Not included in the definition is real-time, two-way voice or video communications and messages over IP-enabled messaging services so long as the communication is to another user of the same messaging service. Thus, the rules do not reach messages sent via common OTT applications such as iMessage, Google Hangouts, Whatsapp, and direct message features in Snapchat and Twitter. Rich Communications Services (“RCS”) messages, which allow advanced messaging features, are also excluded. The Commission determined that Congress intended for RCS messages to fit under the statutory exclusion for “IP-enabled communications.”
The Commission also clarified its definition of “voice service” to ensure the rules cover the broader “telecommunications service,” as well as interconnected VoIP.

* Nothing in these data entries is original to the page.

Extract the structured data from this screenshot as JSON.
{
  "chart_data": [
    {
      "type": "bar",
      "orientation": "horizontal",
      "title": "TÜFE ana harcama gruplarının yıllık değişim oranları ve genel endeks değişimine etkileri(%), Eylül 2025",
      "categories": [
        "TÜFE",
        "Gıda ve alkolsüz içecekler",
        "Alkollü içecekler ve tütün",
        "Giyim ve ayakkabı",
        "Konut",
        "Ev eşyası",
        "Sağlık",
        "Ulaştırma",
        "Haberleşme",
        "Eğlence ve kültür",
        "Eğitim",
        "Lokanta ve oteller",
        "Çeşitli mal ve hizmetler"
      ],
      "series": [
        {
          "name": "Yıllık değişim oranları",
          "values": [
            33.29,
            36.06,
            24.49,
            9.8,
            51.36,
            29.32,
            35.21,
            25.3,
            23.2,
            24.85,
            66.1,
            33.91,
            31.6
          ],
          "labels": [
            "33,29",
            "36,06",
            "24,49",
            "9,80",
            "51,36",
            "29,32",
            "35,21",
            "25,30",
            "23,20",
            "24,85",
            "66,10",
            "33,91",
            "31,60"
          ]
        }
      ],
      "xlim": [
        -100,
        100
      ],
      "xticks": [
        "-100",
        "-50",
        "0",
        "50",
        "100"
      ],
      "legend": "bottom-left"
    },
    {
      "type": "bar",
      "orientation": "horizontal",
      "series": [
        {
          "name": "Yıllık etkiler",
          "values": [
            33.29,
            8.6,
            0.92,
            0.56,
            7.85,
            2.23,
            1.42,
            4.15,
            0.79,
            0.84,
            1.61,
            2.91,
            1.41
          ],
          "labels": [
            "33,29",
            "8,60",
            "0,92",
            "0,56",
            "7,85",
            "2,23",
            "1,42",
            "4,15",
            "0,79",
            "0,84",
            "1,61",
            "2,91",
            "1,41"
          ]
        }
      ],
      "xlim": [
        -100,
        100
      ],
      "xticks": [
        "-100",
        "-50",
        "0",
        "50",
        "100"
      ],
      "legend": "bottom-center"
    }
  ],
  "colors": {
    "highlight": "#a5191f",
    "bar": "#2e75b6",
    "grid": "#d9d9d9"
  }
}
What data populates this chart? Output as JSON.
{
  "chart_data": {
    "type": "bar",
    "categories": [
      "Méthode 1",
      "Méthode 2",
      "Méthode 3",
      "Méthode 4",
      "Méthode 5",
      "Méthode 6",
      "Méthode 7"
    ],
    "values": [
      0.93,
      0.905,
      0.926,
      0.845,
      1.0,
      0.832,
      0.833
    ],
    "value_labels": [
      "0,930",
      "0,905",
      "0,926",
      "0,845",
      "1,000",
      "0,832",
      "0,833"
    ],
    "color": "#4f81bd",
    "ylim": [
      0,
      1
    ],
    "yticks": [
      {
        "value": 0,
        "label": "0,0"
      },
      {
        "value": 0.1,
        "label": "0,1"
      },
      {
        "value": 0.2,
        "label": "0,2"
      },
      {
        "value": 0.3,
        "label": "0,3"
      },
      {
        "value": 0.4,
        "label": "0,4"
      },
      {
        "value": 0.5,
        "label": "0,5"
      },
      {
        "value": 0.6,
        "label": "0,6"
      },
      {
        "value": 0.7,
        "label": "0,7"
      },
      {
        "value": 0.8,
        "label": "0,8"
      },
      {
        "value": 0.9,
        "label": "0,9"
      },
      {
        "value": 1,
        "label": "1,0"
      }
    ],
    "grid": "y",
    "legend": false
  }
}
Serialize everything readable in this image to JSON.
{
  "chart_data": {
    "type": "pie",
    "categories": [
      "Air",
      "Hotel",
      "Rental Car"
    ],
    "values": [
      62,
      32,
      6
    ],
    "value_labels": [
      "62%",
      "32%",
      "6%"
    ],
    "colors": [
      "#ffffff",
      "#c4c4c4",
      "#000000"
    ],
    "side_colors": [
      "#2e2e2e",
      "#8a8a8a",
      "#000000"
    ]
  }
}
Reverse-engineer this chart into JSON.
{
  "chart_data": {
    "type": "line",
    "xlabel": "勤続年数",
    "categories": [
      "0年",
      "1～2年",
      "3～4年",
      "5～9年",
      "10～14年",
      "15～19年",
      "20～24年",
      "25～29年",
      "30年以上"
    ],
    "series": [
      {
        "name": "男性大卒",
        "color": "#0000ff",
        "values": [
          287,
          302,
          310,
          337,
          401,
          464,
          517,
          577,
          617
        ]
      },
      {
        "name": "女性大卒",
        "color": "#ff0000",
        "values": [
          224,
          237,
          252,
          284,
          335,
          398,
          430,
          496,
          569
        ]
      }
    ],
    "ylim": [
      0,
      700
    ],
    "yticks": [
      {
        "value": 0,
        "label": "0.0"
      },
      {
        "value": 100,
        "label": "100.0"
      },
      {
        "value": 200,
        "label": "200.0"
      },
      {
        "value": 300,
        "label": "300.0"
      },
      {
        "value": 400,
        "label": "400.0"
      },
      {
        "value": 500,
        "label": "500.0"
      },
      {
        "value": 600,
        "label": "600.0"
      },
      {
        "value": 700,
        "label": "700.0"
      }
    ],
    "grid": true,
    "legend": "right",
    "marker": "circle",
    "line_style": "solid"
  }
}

Implementing the RAY BAUM’S Act
The rule changes were required by amendments to the Communications Act, made by the RAY BAUM’S Act of 2018, which strengthened the FCC’s authority over spoofed calls established in the Truth in Caller ID Act of 2009. The 2009 legislation prohibited the use of misleading and inaccurate caller ID information for harmful purposes, but in a 2011 report, the FCC recommended that Congress update the rules to give the Commission authority to prohibit calls outside of the U.S. and make explicit that the Act covers text messages. The order also cited a May 2019 filing by 42 state attorneys general urging the Commission to adopt the rules.
While all voting commissioners supported the order, Commissioner Mike O’Rielly expressed some reservations prior to the vote. In particular, he said he thought the extraterritorial jurisdiction would be difficult to execute and would have preferred narrower statutory language, but did not believe it was his role to “challenge the wisdom” of the legislature. He also said the definitions of text and voice services were broader than he wanted, which he thought might cause future unintended consequences.
The new rules will go into effect on February 6, 2020, or 30 days after Federal Register publication, whichever is later.